Wo Grenzen noch Grenzen sind

grenzfluss Die Abtei Ndanda liegt im Süden von Tansania, nahe der Grenze zu Mosambik. Sie hat voriges Jahr ein neues Projekt in Mosambik gestartet. Irgendein Besserwisser hat mir mal gesagt, Ndanda hätte sich vor einer echten Herausforderung gedrückt, denn das neue Projekt sei gleich hinter der Grenze, bei denselben Stämmen, die auch in der Umgebung von Ndanda leben. Dann wird es wohl ganz leicht sein, dort hinzukommen.
Der Weg von Dar es-Salaam nach Mtwara, der letzten Großstadt auf tansanischer Seite, ist tatsächlich problemlos mit dem Linienbus zu bewältigen. In Mtwara nimmt mich P.Tuzinde sehr freundlich auf, informiert die Brüder in Mosambik, was wegen der unterschiedlichen Telefonnetze nicht so einfach ist, und stellt mir am nächsten Morgen sein Auto zur Verfügung. Fahrer Ben bringt mich die 50 km bis zur Grenze. Der tansanische Grenzposten befindet einen guten Kilometer davor, ein paar Fragen nach Dingen, die ich schon deutlich lesbar ins Ausreiseformular geschrieben habe (Beruf, Reiseziel), ein Stempel, das war’s.
kivuko Die Grenze wird vom Fluss Ruvuma (oberes Foto) gebildet, der hier in den Indischen Ozean mündet. Die Autofähre (zweites Foto) kann nur bei Flut fahren, also erst am Nachmittag. Daher heißt es umsteigen vom bequemen Auto in ein kleines Boot mit Außenbordmotor. Die anderen vier oder fünf Passagiere sind schon an Bord, los geht’s. Zu meiner Überraschung geht es aber nur über einen schmalen Flussarm, dann kommen wir an einer großen Sandfläche an, und wir müssen erst einmal ein Stück über den Sand laufen. Ein Teil des Trupps geht nach rechts, der andere Teil nach links. Ich folge den Leuten, die nach links gehen, weil uns gesagt wurde, dass dort das nächste Boot liegt. Warum die anderen nach rechts gegangen sind, wird mir erst klar, als ich den Priel (für Nicht-Norddeutsche: Wasserlauf) sehe, der auf unserem Weg liegt. Knietief, aber machbar. Meine letzte Wattwanderung war vor 30 Jahren. Damals ging es von Amrum nach Föhr. Bald kommen wir an den Hauptarm des Flusses, wo das nächste Boot schon bereit liegt, fehlt nur noch der Motor, der dann schließlich per Träger (unteres Foto) ankommt.
Am anderen Ufer geht es dann mit dem Taxi zum Grenzposten. Im Gebäude selbst geht es schnell: Reisepass vorzeigen, Stempel rein, fertig.
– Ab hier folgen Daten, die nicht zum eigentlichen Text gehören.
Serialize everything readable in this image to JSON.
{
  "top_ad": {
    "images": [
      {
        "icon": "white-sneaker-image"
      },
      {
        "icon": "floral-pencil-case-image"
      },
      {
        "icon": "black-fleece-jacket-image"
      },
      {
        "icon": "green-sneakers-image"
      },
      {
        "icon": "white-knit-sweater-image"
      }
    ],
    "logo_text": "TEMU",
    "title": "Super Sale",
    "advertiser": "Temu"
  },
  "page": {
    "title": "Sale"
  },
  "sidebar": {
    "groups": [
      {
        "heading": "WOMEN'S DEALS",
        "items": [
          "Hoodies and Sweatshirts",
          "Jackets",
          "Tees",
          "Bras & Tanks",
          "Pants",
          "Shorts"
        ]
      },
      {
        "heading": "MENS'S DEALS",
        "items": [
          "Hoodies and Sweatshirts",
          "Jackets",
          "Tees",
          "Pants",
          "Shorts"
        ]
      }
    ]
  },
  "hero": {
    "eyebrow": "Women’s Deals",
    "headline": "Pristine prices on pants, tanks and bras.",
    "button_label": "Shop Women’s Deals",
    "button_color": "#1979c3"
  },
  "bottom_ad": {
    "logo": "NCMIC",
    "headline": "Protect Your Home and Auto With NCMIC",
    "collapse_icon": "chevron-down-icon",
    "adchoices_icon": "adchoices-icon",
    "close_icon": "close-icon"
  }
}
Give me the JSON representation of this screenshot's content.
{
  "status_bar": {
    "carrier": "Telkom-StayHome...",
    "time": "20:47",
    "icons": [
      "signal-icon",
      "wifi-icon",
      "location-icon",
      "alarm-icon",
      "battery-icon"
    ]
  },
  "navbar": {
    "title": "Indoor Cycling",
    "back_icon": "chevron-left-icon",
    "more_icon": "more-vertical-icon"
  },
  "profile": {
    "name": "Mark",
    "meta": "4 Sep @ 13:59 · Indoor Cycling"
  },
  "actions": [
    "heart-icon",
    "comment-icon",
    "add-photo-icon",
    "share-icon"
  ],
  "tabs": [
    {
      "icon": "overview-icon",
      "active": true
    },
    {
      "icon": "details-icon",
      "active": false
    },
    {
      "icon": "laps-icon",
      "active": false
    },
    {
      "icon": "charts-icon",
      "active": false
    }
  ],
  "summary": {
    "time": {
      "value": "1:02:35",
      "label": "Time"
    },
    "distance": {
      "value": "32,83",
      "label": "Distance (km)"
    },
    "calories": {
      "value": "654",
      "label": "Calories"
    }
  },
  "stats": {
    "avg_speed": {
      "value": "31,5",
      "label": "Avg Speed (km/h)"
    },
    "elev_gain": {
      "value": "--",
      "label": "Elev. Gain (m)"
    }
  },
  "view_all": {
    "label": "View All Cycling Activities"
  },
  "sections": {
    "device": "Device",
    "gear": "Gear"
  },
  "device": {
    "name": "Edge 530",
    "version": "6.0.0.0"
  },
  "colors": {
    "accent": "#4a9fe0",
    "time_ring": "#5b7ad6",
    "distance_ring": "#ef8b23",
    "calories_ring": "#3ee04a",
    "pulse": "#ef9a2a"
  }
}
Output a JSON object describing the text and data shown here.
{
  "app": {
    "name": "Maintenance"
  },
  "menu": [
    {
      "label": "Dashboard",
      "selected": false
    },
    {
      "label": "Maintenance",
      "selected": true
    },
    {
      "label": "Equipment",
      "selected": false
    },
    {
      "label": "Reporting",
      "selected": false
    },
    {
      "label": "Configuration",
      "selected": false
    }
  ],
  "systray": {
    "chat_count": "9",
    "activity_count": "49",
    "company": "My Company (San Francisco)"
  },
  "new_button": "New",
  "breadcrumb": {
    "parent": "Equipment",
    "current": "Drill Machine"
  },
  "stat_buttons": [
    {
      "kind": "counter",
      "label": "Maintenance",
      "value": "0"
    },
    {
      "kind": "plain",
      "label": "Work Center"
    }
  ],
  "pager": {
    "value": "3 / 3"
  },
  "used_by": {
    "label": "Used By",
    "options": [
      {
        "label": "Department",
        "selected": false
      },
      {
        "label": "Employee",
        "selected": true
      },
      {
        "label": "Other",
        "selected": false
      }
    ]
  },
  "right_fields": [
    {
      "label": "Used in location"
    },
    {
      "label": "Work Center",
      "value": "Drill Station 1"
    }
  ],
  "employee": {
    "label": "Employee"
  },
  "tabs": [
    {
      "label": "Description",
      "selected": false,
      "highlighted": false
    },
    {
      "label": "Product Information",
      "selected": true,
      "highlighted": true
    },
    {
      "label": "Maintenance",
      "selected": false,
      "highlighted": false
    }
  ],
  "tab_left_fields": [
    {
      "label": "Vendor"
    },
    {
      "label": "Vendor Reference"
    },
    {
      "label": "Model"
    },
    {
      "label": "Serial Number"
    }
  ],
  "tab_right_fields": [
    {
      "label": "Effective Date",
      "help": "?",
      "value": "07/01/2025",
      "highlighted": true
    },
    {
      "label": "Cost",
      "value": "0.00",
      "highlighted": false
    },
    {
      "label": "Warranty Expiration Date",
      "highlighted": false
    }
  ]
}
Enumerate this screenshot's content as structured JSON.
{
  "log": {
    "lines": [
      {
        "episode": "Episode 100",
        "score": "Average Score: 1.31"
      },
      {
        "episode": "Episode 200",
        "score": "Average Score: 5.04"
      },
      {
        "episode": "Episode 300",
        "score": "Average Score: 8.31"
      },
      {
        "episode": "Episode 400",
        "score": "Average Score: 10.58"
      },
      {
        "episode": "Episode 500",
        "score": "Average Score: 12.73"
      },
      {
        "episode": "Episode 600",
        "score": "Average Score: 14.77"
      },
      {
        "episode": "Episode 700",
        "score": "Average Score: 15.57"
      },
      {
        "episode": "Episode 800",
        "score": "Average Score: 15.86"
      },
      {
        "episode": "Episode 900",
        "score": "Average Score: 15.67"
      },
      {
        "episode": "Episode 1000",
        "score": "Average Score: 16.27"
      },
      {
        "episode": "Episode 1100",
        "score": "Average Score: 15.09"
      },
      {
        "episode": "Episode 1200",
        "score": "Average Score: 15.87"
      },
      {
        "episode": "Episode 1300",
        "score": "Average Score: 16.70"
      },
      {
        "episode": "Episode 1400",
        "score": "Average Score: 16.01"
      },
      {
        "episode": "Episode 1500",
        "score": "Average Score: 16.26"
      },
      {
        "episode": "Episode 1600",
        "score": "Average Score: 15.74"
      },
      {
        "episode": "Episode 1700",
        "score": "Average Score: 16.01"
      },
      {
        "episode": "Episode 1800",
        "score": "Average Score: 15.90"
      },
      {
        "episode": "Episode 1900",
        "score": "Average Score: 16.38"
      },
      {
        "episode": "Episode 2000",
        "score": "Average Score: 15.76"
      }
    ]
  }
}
Dann will aber auch der Grenzwächter, der gemütlich auf der Bank vor dem Gebäude sitzt, meinen Pass nochmal kontrollieren. Diesmal dauert es etwas länger, aber irgendwann hat auch er meinen ganzen Pass durchgelesen. Jetzt hatte ich eigentlich gehofft, dass P.Valentino mich abholt, aber weit und breit ist niemand zu sehen. Ich setze mich also vor dem Grenzposten in den Schatten, da kommt noch ein Grenzwächter zu mir: „Sorry, mein Boss sagt, Sie hätten Ihren Pass noch nicht vorgezeigt.“ Also die dritte Passkontrolle und die hochintelligente Frage, ob ich aus Tansania komme. Ich widerstehe der Versuchung, „Nein, aus Indien“, zu antworten, und bin positiv überrascht, als er um Entschuldigung für die „Unannehmlichkeit“ bittet. Mein Telefon zeigt mit tansanischer SIM-Karte „Roaming“ und „Sehr schwaches Signal“ an, also lege ich die mosambikanische SIM-Karte ein, die man mir in Ndanda mitgegeben hat. Aber auch mit dieser Karte ist das Signal sehr schwach, und in keinem der beiden Läden gibt es Handy-Guthaben zu kaufen. Jetzt fange ich langsam an, mich nach Tansania zurückzuwünschen. Irgendwann kommt dann aber doch eine SMS von Valentino: „Wir sind unterwegs.“ Auch für die Information mit meiner genauen Ankunftszeit war es anscheinend schwierig, die Grenze zu überwinden.
Allen Leuten in Europa, die von Grenzen mit viel Kontrollen und wenig Verkehr träumen, wünsche ich die Erfahrung, mal von Tansania nach Mosambik zu reisen. Den Leuten von Pegida wünsche ich, dass sie danach gleich in Mosambik bleiben müssen.